A Second Look at String-Inspired Models for Proton-Proton Scattering via Pomeron Exchange

TL;DR

This paper re-examines string-inspired models for proton-proton scattering via Pomeron exchange, exploring generalized Reggeization methods and their fit to experimental data, revealing potential improvements and discrepancies in the model parameters.

Contribution

It introduces a generalized Reggeization approach with a variable mass-shell parameter and analyzes its impact on fitting scattering data, offering insights into the soft-hard Pomeron transition.

Findings

Generalized Reggeization can improve data fit with variable mass-shell.

Traditional Reggeization yields more physically consistent parameters.

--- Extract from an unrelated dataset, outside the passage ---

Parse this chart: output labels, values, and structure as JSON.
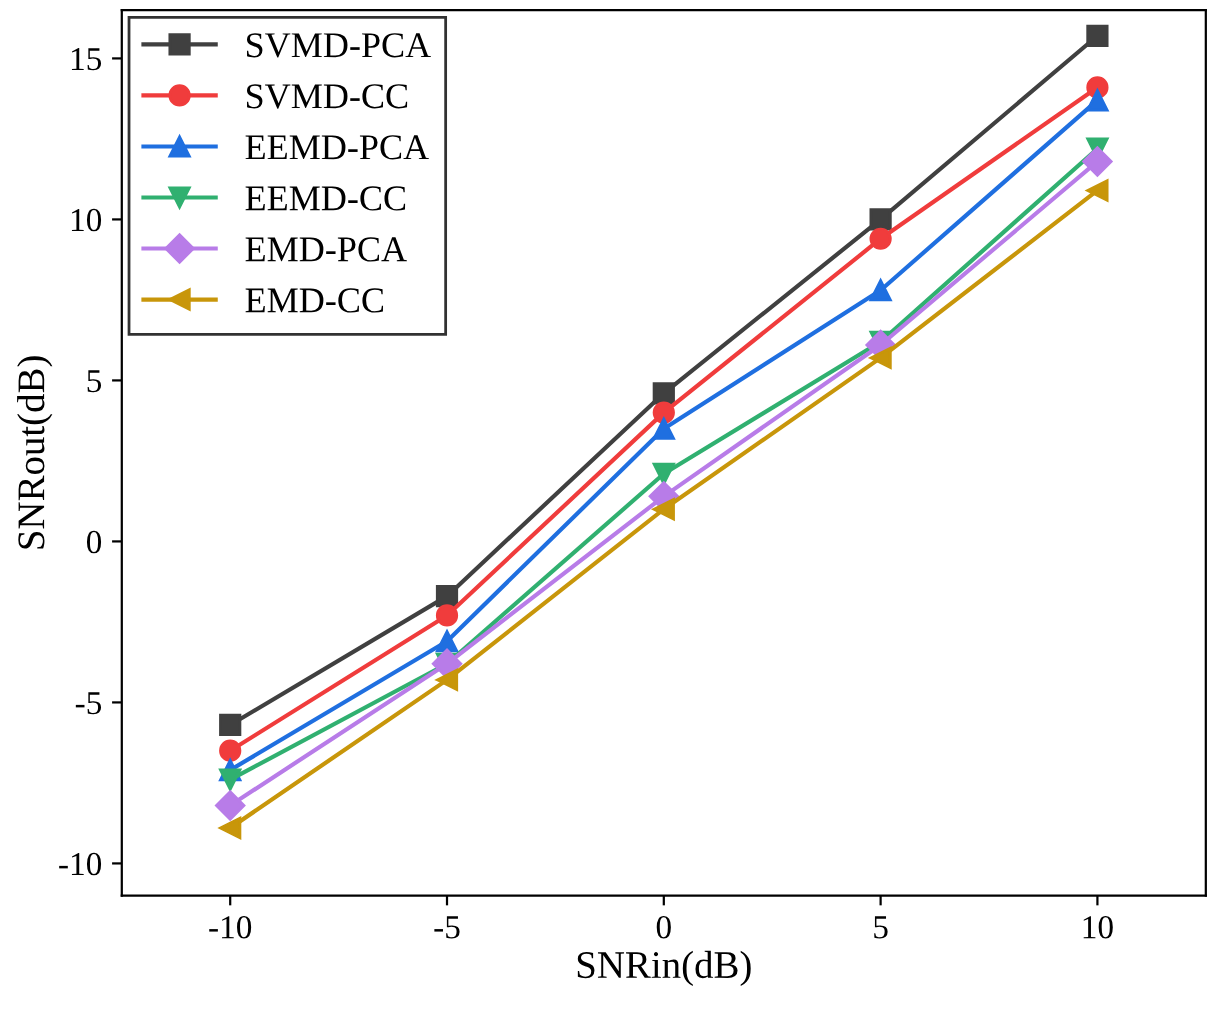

Model aligns better with E710 data than CDF, and suggests transition near t = -0.5 GeV^2.

Abstract

We re-examine a string dual model for elastic proton-proton scattering via Pomeron exchange. We argue that the method of "Reggeizing" a propagator to take into account an entire trajectory of exchanged particles can be generalized, in particular by modifying the value of the mass-shell parameter in the model. We then fit the generalized model to scattering data at large s and small t. The fitting results are inconclusive, but suggest that a better fit might be obtained by allowing the mass-shell to vary. The model fits the data equally well (roughly) for a wide range of values of the mass-shell parameter, but the other fitting parameters (the slope and intercept of the Regge trajectory, and the coupling constant and dipole mass from the proton-proton-glueball coupling) are then inconsistent with what we expect. On the other hand, using the traditional method of Reggeization generates a weaker fit, but the other parameters obtain more physically reasonable values. In analyzing the fitting results, we also found that our model is more consistent with the sqrt(s) = 1800 GeV coming from the E710 experiment than that coming from the CDF experiment, and that our model has the greatest discrepancy with the data in the range 0.5 GeV^2 < |t| < 0.6 GeV^2, suggesting that the transition from soft Pomeron to hard Pomeron may occur closer to t = -0.5 GeV^2 rather than t = -0.6 GeV^2 as previously thought.